The Amax Eagle is an Australian autogyro that was designed and produced by Amax Engineering of Donvale, Victoria, introduced in the early 1990s. Now out of production, when it was available the aircraft was supplied as a kit for amateur construction.

==Design and development==
The Eagle was designed to comply with amateur-built aircraft rules. It features a single main rotor, a single-seat open cockpit without a windshield, tricycle landing gear without wheel pants and a four-cylinder, liquid-cooled, four-stroke, single-ignition 110 hp Subaru EA81 automotive engine in pusher configuration.

The aircraft fuselage is made from welded 4130 steel tubing with some aluminum parts. Its two-bladed rotor has a diameter of 26.00 ft. The aircraft has a typical empty weight of 410 lb and a gross weight of 850 lb, giving a useful load of 440 lb. With full fuel of 12 u.s.gal the payload for the pilot and baggage is 368 lb.

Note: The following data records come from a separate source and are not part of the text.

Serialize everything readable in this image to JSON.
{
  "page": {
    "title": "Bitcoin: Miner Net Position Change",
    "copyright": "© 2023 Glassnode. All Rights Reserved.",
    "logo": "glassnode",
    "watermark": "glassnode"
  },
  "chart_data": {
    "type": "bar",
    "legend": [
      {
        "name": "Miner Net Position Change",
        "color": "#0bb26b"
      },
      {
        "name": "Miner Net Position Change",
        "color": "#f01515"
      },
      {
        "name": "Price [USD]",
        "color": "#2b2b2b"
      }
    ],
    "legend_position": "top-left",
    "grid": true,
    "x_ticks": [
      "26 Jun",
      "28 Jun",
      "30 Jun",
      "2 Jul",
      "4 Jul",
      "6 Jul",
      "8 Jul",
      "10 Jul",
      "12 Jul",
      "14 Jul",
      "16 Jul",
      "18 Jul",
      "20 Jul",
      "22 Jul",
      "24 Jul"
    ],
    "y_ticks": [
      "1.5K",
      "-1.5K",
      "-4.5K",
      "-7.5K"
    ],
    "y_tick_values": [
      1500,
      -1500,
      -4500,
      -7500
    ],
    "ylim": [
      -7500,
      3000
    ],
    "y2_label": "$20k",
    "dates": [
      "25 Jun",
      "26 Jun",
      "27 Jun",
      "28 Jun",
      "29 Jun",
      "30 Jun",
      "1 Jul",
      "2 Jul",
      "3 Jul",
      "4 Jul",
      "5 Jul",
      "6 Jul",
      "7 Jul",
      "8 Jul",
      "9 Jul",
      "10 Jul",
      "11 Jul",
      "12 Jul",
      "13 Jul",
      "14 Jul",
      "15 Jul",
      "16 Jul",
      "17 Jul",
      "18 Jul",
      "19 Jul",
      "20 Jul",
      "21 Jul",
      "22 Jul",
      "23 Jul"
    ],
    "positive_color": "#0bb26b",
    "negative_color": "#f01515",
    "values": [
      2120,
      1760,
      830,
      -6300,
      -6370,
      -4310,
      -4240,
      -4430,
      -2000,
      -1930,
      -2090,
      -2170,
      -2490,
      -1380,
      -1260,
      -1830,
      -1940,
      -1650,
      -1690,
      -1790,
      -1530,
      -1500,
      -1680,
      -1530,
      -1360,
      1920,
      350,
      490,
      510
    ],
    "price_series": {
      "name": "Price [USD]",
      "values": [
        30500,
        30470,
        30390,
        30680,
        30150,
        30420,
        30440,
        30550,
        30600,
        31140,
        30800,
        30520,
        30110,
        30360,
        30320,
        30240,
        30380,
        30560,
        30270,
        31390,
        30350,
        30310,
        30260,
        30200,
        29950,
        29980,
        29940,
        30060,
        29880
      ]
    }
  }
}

The standard day, sea level, no wind, take off with a 110 hp engine is 100 ft and the landing roll is 10 ft.

The manufacturer estimated the construction time from the supplied kit as 100 hours.

The Eagle was later developed into the Eagle TT ("Tall Tail"). The Eagle TT has higher landing gear allowing the engine to be placed on the vertical center of gravity which eliminates pitch changes with throttle application.

==Operational history==
The Eagle won Most Outstanding Design at the 1992 Popular Rotorcraft Association annual convention in Brookville, Ohio, United States.

The design is widely employed in Australia for cattle mustering.